Sebagai relawan pembina Tzu Chi Aceh, Shu Tjeng menjelaskan visi dan misi kepada peserta Pelatihan Relawan Abu Putih pertama di Banda Aceh.
Pengalaman Masa Kecil yang Membentuk Sikap Hidup
Dilahirkan di Panipahan, Provinsi Riau, Shu Tjeng tumbuh di kota terapung dengan rumah-rumah kayu di atas air. Masa kecilnya penuh warna dan tantangan. “Mama saya sering bercerita bahwa saya sudah hampir mati beberapa kali,” kata Shu Tjeng. Salah satu kisah yang terus dikenang adalah ketika ia berusia dua tahun, terjadi kebakaran besar di kota tersebut. Semua orang bergegas menyelamatkan diri dengan kapal. Di tengah kekacauan, sang mama tersadar bahwa anaknya tertinggal. “Saya yang tertinggal!” kenang Shu Tjeng. Beruntung, ada yang kembali dan menemukannya selamat.
Begitu pula ketika keluarganya pindah ke Belawan, Medan. Saat berusia delapan tahun, Shu Tjeng terpeleset dan jatuh ke air. “Saya membalikkan tubuh, kepala menghadap ke langit, dan mengangkat gayung untuk meminta tolong. Untungnya, ada yang melihat dan menolong saya,” kenangnya.
Pengalaman lain terjadi ketika ia mengemudikan mobil ugal-ugalan di Berastagi. Mobil yang ia kendarai kehilangan kendali di tikungan tajam, berputar tak terkendali, namun ajaibnya kembali lurus dan ia selamat. “Saya merasa banyak diberi kesempatan hidup lebih lama. Ini membuat saya semakin yakin untuk berbuat kebaikan,” ujarnya.

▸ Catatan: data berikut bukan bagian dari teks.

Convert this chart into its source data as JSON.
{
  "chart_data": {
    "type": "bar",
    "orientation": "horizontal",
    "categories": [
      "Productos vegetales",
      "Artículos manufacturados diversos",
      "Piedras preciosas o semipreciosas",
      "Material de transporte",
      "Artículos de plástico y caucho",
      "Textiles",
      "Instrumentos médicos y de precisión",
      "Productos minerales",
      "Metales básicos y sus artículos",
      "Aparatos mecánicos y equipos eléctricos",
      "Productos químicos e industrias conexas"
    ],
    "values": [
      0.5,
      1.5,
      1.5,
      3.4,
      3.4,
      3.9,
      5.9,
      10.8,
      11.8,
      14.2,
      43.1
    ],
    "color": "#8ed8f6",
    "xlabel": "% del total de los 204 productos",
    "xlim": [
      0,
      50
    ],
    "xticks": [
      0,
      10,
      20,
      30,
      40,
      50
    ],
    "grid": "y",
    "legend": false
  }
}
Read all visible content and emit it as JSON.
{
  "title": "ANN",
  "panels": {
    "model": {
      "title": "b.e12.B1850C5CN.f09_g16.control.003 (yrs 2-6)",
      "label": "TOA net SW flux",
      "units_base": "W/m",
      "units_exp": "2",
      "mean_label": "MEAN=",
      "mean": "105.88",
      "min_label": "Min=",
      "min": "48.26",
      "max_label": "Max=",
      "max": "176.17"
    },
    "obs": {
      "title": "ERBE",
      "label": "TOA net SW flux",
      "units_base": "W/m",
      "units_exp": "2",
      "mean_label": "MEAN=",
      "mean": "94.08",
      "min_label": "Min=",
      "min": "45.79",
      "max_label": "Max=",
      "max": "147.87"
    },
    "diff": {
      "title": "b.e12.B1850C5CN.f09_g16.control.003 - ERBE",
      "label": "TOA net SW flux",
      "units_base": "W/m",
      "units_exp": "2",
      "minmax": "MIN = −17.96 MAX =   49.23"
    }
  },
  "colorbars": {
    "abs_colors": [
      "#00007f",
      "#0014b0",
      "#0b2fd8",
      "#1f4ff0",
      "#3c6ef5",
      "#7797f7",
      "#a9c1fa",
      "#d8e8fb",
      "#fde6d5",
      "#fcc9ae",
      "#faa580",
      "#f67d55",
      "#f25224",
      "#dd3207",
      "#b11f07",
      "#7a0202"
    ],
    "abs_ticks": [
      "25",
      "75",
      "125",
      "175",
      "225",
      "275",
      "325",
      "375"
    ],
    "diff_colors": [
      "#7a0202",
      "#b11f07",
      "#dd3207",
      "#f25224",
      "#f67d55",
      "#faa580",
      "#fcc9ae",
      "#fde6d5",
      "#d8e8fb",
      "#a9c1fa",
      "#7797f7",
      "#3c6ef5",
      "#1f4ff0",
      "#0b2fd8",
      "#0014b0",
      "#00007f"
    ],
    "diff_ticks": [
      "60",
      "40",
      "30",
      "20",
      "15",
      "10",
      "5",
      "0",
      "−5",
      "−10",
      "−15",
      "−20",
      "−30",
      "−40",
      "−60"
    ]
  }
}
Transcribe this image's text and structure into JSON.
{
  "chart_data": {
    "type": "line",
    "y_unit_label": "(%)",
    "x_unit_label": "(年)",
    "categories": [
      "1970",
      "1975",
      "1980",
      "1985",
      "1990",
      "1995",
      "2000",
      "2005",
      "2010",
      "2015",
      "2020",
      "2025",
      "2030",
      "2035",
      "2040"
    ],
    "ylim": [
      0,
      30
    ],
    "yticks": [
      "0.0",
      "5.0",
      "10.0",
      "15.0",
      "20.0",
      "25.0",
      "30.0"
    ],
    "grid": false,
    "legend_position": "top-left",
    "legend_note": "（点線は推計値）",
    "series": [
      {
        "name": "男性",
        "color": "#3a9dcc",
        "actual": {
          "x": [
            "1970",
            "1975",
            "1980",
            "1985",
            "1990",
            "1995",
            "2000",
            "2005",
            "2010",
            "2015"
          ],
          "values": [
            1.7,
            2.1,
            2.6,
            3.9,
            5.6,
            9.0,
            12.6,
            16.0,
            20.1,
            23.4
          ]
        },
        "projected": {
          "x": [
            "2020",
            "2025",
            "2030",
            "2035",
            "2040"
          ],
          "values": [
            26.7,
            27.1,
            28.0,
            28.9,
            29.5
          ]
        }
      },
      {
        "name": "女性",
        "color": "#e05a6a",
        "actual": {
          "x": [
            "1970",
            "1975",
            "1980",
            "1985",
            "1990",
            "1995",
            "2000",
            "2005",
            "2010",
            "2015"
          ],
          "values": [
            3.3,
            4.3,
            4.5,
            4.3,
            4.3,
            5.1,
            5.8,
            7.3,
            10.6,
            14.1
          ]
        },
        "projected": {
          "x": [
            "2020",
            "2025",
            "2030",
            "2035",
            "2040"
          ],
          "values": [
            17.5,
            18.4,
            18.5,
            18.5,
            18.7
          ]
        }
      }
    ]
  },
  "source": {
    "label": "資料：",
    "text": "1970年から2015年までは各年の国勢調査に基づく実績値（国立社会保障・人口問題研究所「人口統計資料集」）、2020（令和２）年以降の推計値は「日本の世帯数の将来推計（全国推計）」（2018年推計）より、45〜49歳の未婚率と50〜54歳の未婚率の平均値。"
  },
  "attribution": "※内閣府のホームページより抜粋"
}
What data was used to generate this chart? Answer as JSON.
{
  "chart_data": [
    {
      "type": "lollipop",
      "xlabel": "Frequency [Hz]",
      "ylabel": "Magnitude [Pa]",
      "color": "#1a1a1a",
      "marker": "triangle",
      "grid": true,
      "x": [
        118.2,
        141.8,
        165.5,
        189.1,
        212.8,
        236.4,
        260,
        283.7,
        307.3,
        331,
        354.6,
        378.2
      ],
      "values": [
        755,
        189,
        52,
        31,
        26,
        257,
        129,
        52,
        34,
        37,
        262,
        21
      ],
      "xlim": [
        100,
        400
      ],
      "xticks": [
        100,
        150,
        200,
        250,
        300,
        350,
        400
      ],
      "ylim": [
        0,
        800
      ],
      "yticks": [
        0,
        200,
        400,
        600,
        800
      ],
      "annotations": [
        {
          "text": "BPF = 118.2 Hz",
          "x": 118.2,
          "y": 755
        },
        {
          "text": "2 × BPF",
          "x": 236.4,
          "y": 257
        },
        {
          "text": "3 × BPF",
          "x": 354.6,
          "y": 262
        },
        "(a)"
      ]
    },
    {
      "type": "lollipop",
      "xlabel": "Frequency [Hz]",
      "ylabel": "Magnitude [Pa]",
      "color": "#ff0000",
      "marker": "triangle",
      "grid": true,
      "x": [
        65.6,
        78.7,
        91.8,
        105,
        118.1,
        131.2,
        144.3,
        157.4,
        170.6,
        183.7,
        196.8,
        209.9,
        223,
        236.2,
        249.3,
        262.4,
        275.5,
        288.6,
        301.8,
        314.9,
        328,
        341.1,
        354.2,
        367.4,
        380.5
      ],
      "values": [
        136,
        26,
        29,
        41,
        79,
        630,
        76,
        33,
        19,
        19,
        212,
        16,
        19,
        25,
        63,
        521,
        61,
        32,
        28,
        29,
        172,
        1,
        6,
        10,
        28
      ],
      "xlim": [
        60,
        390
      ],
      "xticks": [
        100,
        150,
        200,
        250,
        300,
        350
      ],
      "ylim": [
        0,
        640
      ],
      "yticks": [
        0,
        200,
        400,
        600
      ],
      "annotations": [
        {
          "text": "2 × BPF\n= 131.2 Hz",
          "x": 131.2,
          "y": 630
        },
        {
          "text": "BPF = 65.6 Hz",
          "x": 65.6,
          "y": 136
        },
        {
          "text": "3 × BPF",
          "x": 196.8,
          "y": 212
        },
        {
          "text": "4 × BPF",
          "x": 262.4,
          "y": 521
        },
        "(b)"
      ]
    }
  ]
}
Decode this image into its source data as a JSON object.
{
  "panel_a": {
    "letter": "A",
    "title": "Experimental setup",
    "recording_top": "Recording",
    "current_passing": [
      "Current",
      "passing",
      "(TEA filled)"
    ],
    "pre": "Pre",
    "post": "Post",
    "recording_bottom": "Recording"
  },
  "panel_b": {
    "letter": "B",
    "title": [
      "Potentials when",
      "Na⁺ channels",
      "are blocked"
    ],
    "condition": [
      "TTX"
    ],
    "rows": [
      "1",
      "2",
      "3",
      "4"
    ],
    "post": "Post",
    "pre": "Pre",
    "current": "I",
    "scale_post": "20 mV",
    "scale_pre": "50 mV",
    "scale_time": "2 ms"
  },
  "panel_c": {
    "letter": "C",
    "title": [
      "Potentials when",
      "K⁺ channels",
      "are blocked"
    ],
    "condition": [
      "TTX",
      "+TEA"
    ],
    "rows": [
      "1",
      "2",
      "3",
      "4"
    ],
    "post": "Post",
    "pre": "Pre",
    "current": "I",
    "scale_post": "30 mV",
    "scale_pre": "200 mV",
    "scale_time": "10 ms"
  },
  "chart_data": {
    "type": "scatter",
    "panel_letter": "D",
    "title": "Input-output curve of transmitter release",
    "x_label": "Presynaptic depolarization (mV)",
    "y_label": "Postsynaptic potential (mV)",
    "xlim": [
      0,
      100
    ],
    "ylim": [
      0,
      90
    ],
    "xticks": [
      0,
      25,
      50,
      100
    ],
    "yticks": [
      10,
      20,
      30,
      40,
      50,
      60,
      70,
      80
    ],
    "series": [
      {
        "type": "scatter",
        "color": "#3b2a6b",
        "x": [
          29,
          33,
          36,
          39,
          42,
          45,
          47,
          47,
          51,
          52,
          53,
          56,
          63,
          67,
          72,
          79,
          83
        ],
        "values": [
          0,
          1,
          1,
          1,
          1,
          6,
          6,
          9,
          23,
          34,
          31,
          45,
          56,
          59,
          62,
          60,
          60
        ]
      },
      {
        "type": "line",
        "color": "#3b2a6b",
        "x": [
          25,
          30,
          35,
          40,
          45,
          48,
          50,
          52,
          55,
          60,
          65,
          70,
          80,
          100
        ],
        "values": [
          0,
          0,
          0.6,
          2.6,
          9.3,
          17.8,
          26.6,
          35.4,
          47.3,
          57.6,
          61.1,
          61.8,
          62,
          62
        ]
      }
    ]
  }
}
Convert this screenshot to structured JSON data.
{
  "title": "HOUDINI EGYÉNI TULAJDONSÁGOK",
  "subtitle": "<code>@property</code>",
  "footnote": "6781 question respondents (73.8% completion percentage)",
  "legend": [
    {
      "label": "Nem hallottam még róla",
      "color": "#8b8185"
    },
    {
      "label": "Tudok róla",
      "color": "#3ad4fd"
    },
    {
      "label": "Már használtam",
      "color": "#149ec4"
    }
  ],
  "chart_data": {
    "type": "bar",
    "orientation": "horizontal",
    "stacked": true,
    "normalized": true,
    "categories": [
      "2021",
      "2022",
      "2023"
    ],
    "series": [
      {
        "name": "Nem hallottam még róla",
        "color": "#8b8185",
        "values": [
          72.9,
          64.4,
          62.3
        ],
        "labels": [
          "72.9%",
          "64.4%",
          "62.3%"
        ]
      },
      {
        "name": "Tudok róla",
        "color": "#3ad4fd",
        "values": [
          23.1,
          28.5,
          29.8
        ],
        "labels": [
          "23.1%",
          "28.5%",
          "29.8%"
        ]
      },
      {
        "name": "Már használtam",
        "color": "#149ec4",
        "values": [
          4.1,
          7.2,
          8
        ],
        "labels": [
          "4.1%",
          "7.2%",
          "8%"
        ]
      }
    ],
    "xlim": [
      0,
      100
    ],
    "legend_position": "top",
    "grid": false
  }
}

Momen di Hualien yang Membuka Mata
Ketika pertama kali bergabung dengan Tzu Chi, Shu Tjeng datang dengan niat sederhana, hanya untuk membantu. Namun, lima tahun kemudian, saat mengantarkan pasien Tzu Chi dari Medan ke Hualien, ia bertemu langsung dengan Master Cheng Yen.
Master Cheng Yen menyebut pertemuan itu sebagai sebuah jodoh. Saat itu, Shu Tjeng menjawab bahwa ia sudah tinggal di Hualien selama sembilan hari. Master hanya tersenyum dan berkata, “Tapi saya melihat kamu hanya dua hari.” Kalimat tersebut terus terngiang di benaknya, seolah ada pesan yang tidak boleh ia abaikan. Momen inilah yang menjadi awal perjalanan Shu Tjeng mendalami Dharma.
Bertekad memang mudah, namun pelaksanaannya tidak. “Awalnya, saya sempat mengabaikan panggilan untuk ikut. Dalam hati saya berpikir, ‘Jam empat pagi’? Namun, pada akhirnya, rasa penasaran saya mengalahkan kemalasan. Ketika saya mendengarkan ceramah untuk pertama kalinya, hati saya tersentuh. Ada sesuatu yang sangat dalam dan berarti dalam setiap kata yang Master sampaikan,” ujar Shu Tjeng.
Shu Tjeng berbagi semangat kepada relawan Tzu Ching (muda mudi Tzu Chi) dalam membagikan paket peralatan sekolah kepada murid-murid SDN Belawan 060966, SDN Belawan 060967, dan SDN Belawan 060968.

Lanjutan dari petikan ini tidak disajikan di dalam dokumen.